So, I am trying to figure out why String.substring(int startIndex) allows a start index that is out of bounds and does not throw OOB exception?

Here is the code I was testing this with :

public class testSub {
public static void main(String[] args) {
    String testString = "D";
    String newSub= testString.substring(1); //print everything FROM this index Up, right? Should that not be out of bounds? Yet I just get a blank.
    System.out.println(newSub); //this works fine and prints a blank
    System.out.println(testString.charAt(1));  // <Yet this throws OOB?
    System.out.println(testString.lastIndexOf("")); // Gives me (1) but I just tried getting it? Should this not mean String length is 2?
    }
}

I understand that substrings are substring(inclusive, exclusive), but 1 is clearly out of bounds, so WHY is it giving a blank space instead of throwing OOB, or how is it doing it? Is "" some special exception?

Okay people have been throwing java doc around but that doesn't really answer the question.

The reason you can do "D".substring(1) is because you're asking for the string starting at index 1, to index 1 (exclusive). This is by definition the empty string as its size is 1-1=0. Every string has an empty string at the start, end and between every character. E.g. "" + "B" + "O" + "" + "B" + "" = "BOB".

As per JavaDoc, the substring method will only throw exception if index is > length of the string object. The chart method will throw exception only if index is NOT LESS than the length of the object.

Substring method(int beginIndex)

Parameters: beginIndex the beginning index, inclusive. Returns: the specified substring. Throws: IndexOutOfBoundsException - if beginIndex is negative or larger than the length of this String

ChartAT Method

Returns the char value at the specified index. An index ranges from 0 to length() - 1. The first char value of the sequence is at index 0, the next at index 1, and so on, as for array indexing. If the char value specified by the index is a surrogate, the surrogate value is returned. Specified by: charAt(...) in CharSequence Parameters: index the index of the char value. Returns: the char value at the specified index of this string. The first char value is at index 0. Throws: IndexOutOfBoundsException - if the index argument is negative or not less than the length of this string. object.
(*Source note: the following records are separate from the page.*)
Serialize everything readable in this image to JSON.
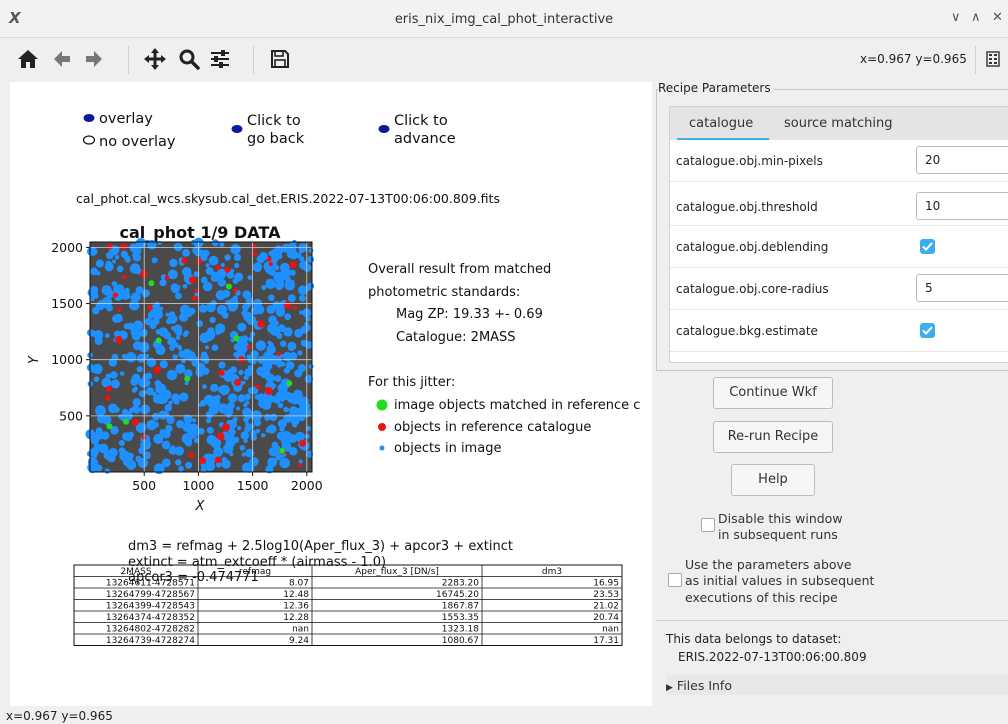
{
  "window": {
    "title": "eris_nix_img_cal_phot_interactive",
    "controls": [
      "∨",
      "∧",
      "✕"
    ]
  },
  "toolbar": {
    "coords": "x=0.967 y=0.965",
    "icons": [
      "home-icon",
      "back-arrow-icon",
      "forward-arrow-icon",
      "pan-icon",
      "zoom-icon",
      "configure-subplots-icon",
      "save-icon"
    ]
  },
  "figure": {
    "buttons": {
      "overlay": "overlay",
      "no_overlay": "no overlay",
      "back": [
        "Click to",
        "go back"
      ],
      "advance": [
        "Click to",
        "advance"
      ]
    },
    "filename": "cal_phot.cal_wcs.skysub.cal_det.ERIS.2022-07-13T00:06:00.809.fits",
    "plot": {
      "title": "cal_phot 1/9 DATA",
      "xlabel": "X",
      "ylabel": "Y",
      "xticks": [
        "500",
        "1000",
        "1500",
        "2000"
      ],
      "yticks": [
        "2000",
        "1500",
        "1000",
        "500"
      ],
      "xtick_values": [
        500,
        1000,
        1500,
        2000
      ],
      "ytick_values": [
        2000,
        1500,
        1000,
        500
      ],
      "xlim": [
        0,
        2048
      ],
      "ylim": [
        0,
        2048
      ]
    },
    "info": {
      "line1": "Overall result from matched",
      "line2": "photometric standards:",
      "line3": "Mag ZP: 19.33 +- 0.69",
      "line4": "Catalogue: 2MASS",
      "line5": "For this jitter:"
    },
    "legend": [
      {
        "label": "image objects matched in reference c",
        "color": "#22dd22"
      },
      {
        "label": "objects in reference catalogue",
        "color": "#ee1111"
      },
      {
        "label": "objects in image",
        "color": "#1e90ff"
      }
    ],
    "formula": {
      "line1": "dm3 = refmag + 2.5log10(Aper_flux_3) + apcor3 + extinct",
      "line2": "extinct = atm_extcoeff * (airmass - 1.0)",
      "line3": "apcor3 = -0.474771"
    },
    "table": {
      "headers": [
        "2MASS",
        "refmag",
        "Aper_flux_3 [DN/s]",
        "dm3"
      ],
      "rows": [
        [
          "13264611-4728571",
          "8.07",
          "2283.20",
          "16.95"
        ],
        [
          "13264799-4728567",
          "12.48",
          "16745.20",
          "23.53"
        ],
        [
          "13264399-4728543",
          "12.36",
          "1867.87",
          "21.02"
        ],
        [
          "13264374-4728352",
          "12.28",
          "1553.35",
          "20.74"
        ],
        [
          "13264802-4728282",
          "nan",
          "1323.18",
          "nan"
        ],
        [
          "13264739-4728274",
          "9.24",
          "1080.67",
          "17.31"
        ]
      ]
    }
  },
  "panel": {
    "legend": "Recipe Parameters",
    "tabs": [
      "catalogue",
      "source matching"
    ],
    "params": [
      {
        "label": "catalogue.obj.min-pixels",
        "value": "20",
        "kind": "text"
      },
      {
        "label": "catalogue.obj.threshold",
        "value": "10",
        "kind": "text"
      },
      {
        "label": "catalogue.obj.deblending",
        "value": "true",
        "kind": "check"
      },
      {
        "label": "catalogue.obj.core-radius",
        "value": "5",
        "kind": "text"
      },
      {
        "label": "catalogue.bkg.estimate",
        "value": "true",
        "kind": "check"
      }
    ],
    "buttons": {
      "continue": "Continue Wkf",
      "rerun": "Re-run Recipe",
      "help": "Help"
    },
    "disable_check": [
      "Disable this window",
      "in subsequent runs"
    ],
    "use_params_check": [
      "Use the parameters above",
      "as initial values in subsequent",
      "executions of this recipe"
    ],
    "dataset_label": "This data belongs to dataset:",
    "dataset_name": "ERIS.2022-07-13T00:06:00.809",
    "files_info": "Files Info"
  },
  "status": "x=0.967 y=0.965",
  "colors": {
    "accent": "#3daee9",
    "image_objects": "#1e90ff",
    "reference": "#ee1111",
    "matched": "#22dd22"
  }
}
As the documentation say's:

 * IndexOutOfBoundsException  if
 *             <code>beginIndex</code> is negative or larger than the
 *             length of this <code>String</code> object.

Only if beginIndexis larger then length a IndexOutOfBoundsException is thrown. In your case both values are equals.
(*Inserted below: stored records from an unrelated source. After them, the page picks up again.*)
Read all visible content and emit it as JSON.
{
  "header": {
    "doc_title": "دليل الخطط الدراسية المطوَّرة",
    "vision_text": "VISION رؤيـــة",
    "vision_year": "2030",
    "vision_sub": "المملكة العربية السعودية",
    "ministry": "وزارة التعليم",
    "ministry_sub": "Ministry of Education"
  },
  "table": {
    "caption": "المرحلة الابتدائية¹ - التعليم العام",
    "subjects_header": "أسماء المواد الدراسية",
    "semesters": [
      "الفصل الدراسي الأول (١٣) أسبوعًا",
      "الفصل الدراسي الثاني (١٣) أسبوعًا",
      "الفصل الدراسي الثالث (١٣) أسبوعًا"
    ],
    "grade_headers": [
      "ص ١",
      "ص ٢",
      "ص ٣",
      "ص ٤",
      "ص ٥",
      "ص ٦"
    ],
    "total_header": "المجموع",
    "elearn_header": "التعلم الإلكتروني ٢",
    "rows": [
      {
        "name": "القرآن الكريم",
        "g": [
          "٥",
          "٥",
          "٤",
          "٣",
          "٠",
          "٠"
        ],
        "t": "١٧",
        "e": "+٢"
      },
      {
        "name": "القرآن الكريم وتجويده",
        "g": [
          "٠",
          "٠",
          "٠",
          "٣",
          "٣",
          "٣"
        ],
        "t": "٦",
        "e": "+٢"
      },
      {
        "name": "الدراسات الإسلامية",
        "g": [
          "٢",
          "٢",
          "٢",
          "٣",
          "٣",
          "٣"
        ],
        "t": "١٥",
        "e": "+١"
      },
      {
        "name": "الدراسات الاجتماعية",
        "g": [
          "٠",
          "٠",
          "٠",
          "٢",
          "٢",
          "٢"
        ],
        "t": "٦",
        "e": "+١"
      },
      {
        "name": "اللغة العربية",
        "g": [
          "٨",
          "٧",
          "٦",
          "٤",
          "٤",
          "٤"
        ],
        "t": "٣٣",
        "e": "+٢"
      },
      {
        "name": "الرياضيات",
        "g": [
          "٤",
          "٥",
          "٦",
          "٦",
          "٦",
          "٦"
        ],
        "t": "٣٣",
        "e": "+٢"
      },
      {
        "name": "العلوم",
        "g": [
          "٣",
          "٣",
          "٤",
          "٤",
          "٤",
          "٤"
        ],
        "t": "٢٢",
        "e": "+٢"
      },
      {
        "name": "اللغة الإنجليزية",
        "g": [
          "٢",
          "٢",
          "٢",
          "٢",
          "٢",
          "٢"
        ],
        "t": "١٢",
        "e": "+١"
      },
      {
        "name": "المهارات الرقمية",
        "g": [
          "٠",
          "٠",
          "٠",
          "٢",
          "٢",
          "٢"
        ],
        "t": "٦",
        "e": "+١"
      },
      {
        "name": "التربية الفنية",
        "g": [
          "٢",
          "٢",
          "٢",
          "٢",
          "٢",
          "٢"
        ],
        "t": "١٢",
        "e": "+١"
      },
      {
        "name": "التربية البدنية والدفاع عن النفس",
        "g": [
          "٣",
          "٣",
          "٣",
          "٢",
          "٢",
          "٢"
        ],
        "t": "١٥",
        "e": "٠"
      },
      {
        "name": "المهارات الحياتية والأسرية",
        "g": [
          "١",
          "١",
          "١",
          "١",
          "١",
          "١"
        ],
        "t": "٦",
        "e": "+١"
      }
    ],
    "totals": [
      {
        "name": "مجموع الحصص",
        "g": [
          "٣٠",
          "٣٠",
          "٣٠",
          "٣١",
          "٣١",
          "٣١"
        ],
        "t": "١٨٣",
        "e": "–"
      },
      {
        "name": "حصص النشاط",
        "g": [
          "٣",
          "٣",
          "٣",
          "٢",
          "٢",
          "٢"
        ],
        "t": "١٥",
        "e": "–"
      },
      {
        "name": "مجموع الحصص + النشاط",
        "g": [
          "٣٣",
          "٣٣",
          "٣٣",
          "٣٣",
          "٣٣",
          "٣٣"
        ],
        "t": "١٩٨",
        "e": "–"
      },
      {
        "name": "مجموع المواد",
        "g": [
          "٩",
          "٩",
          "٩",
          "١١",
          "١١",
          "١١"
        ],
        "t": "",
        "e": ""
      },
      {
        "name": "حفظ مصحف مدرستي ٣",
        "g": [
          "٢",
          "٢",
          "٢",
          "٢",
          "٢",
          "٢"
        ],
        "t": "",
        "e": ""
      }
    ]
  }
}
Looking at the Javadoc for String.substring(int beginIndex) for when it throws IndexOutOfBoundsException:

IndexOutOfBoundsException - if the beginIndex is negative, or endIndex is larger than the length of this String object, or beginIndex is larger than endIndex.

Since the String length is 1 and you are calling it with 1, you are not getting the IndexOutOfBoundsException.

Since your string is of length 1 and String is backed by char array, you just have char[0] populated with D as value (Note array index starts from 0 and not 1). Now you are trying to access 1st index from string (indirectly char array) using charAt method like:

System.out.println(testString.charAt(1));

And hence you get IOOB exception.

if you want to access first character from string, you should use:

System.out.println(testString.charAt(0));

What Marcio said. Plus: The method lastIndexOf is not what you think. It is the last index of the argument substring in this. For an empty string argument it will always be length plus one!